With malaria still raging as one of the most prevalent and deadly infectious diseases of the developing world, hope for a long-lasting and effective treatment using dried leaves of the plant Artemisia annua took an important step forward with the results of a study at Worcester Polytechnic Institute (WPI) and the University of Massachusetts at Amherst.
The study shows that using the whole plant as a treatment essentially eliminates drug resistance to the parasites that cause malaria. The research team also found that the whole plant cured rodents infected with malaria strains that were known to be resistant to artemisinin, the chemical isolated from the Artemisia annua plant as the primary drug now used to treat the disease. The research team details the results in the paper "Dried whole plant Artemisia annua slows evolution of malaria drug resistance and overcomes resistance to artemisinin" published online January 5, 2015, in advance of print by the Proceedings of the National Academy of Sciences.
"We are encouraged by these very strong data," said co-author Pamela Weathers, PhD, professor of biology and biotechnology at WPI, who developed the Artemisia annua whole plant therapy. "It is becoming clearer that the whole plant is a powerful, natural, combination therapy that could have a dramatic impact on the human toll of this disease."
According to the World Health Organization, more than 200 million people contracted malaria in 2012 and some 627,000—mostly children under the age of 5—died from the disease.

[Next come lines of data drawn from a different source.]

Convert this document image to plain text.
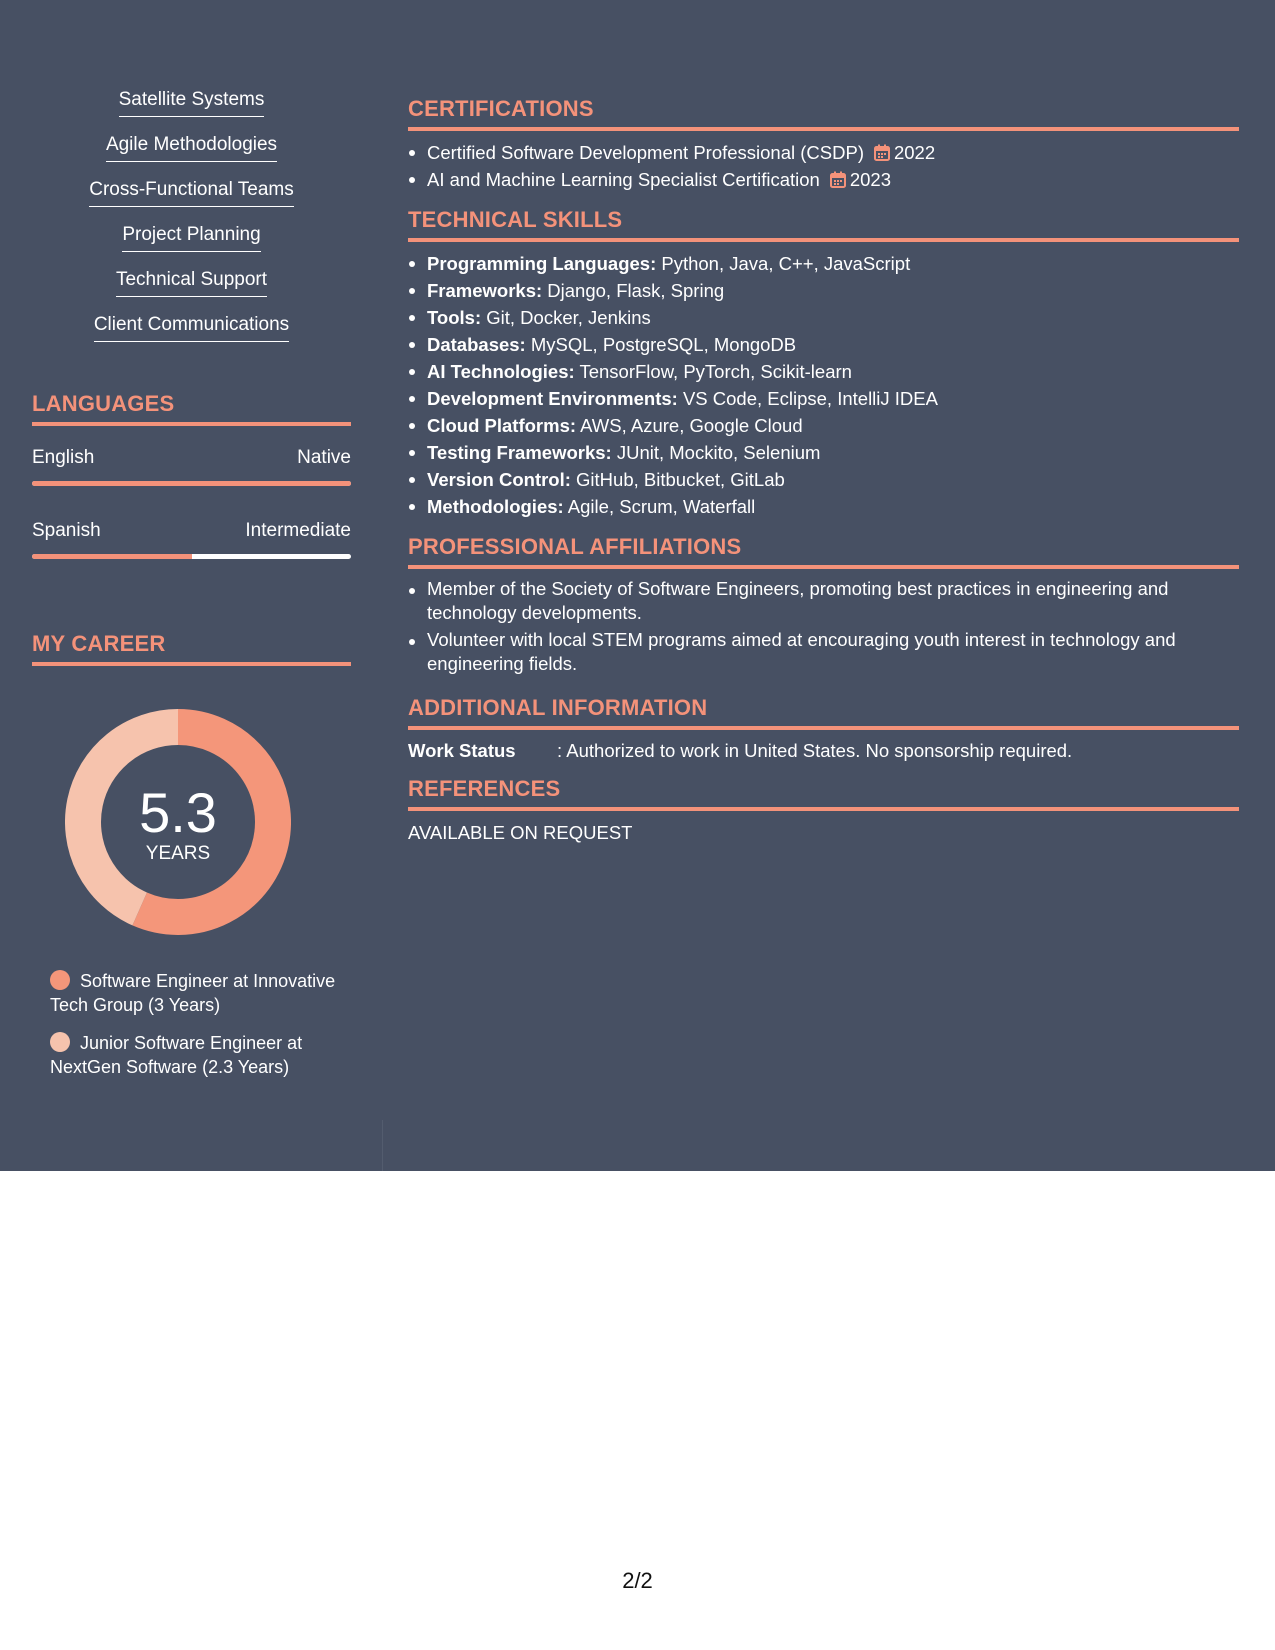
Satellite Systems
Agile Methodologies
Cross-Functional Teams
Project Planning
Technical Support
Client Communications
LANGUAGES
English	Native
Spanish	Intermediate
MY CAREER
5.3
YEARS
Software Engineer at Innovative Tech Group (3 Years)
Junior Software Engineer at NextGen Software (2.3 Years)
CERTIFICATIONS
Certified Software Development Professional (CSDP) 2022
AI and Machine Learning Specialist Certification 2023
TECHNICAL SKILLS
Programming Languages: Python, Java, C++, JavaScript
Frameworks: Django, Flask, Spring
Tools: Git, Docker, Jenkins
Databases: MySQL, PostgreSQL, MongoDB
AI Technologies: TensorFlow, PyTorch, Scikit-learn
Development Environments: VS Code, Eclipse, IntelliJ IDEA
Cloud Platforms: AWS, Azure, Google Cloud
Testing Frameworks: JUnit, Mockito, Selenium
Version Control: GitHub, Bitbucket, GitLab
Methodologies: Agile, Scrum, Waterfall
PROFESSIONAL AFFILIATIONS
Member of the Society of Software Engineers, promoting best practices in engineering and technology developments.
Volunteer with local STEM programs aimed at encouraging youth interest in technology and engineering fields.
ADDITIONAL INFORMATION
Work Status : Authorized to work in United States. No sponsorship required.
REFERENCES
AVAILABLE ON REQUEST
2/2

Caused by a mosquito-borne parasite, the illness is reported in nearly 100 countries and threatens nearly half of the world's population. Current therapies use a combination of an artemisinin derivative and other drugs. They are expensive to produce and often are in short supply in areas hit hardest by the disease. In addition, while the combination therapy is designed to be less prone to the drug resistance that has rendered previous antimalarial agents ineffective, the malaria parasite is beginning to show signs of artemisinin resistance, particularly in Southeast Asia.
Weathers has been studying the antimalarial abilities of Artemisia annua for more than two decades. She first described the efficacy of using of the whole plant as an antimalarial treatment in a 2011 paper published in Photochemistry Reviews. In the new study, a high-yield cultivar of the plant developed by Weathers's lab was tested in several mouse models at the University of Massachusetts in Amherst by the laboratory of Professor Stephen Rich, a molecular parasitologist.
Rich's team designed experiments to check for drug resistance by accelerating the evolution of the malaria parasite by passing them through many generations of mice. In those tests, malaria parasites treated with the standard drug artemisinin developed resistance after passing through16 generations of mice. Those same parasites were then treated with a double dose of artemisinin and they still became resistant after an additional 24 passages. Remarkably, even after 49 passages the malaria parasites never became resistant to even a low dose of the whole plant therapy.
Rich's team also tested mice infected with drug-resistant malaria, feeding them either the whole plant or pure artemisinin mixed with water. The parasite levels in the rodents’ bloodstreams were then measured at nine points after treatment began. The results showed that mice given either a low or high dose of whole plant had significantly less parasite burden than those in their respective artemisinin group.
"Making it through 49 passages is highly significant," Weathers noted. "On human terms, that could mean the whole plant acting as a natural combination therapy, may never develop resistance because the parasites do not move that quickly through generations of people in the real environment."
Weather said the effectiveness of the whole plant is likely due to the presence of other compounds in the leaves, including flavonoids, which are also known to have antimalarial abilities. The effect may create a robust natural combination therapy that works synergistically to combat the parasite and ward off resistance. Furthermore, using the dried whole plant, instead of purified artemisinin, will significantly lower the cost of treating malaria, since it would eliminate the need to extract the drug from the plant and purify it, and could greatly expand access to antimalarial therapy. Artemisia annua is classified as a "generally regarded as safe" (GRAS) herb that has been consumed by humans and used as an herbal therapy for thousands of years. Weathers envisions local operations in the developing world where farmers would grow the high-producing cultivars of Artemisia annua as a supplemental crop and deliver the leaves to processing stations, where they would be dried, pulverized, and homogenized, and where the powder would be placed in capsules or compacted into tablets.
In ongoing research, Weathers is now using a laboratory model of the human digestive system to discover which compounds in the leaves move through the intestinal wall. She will focus on several compounds, including flavonoids and terpenes, which may also help artemisinin move through the intestinal wall and into the bloodstream where it can attack the malaria parasite.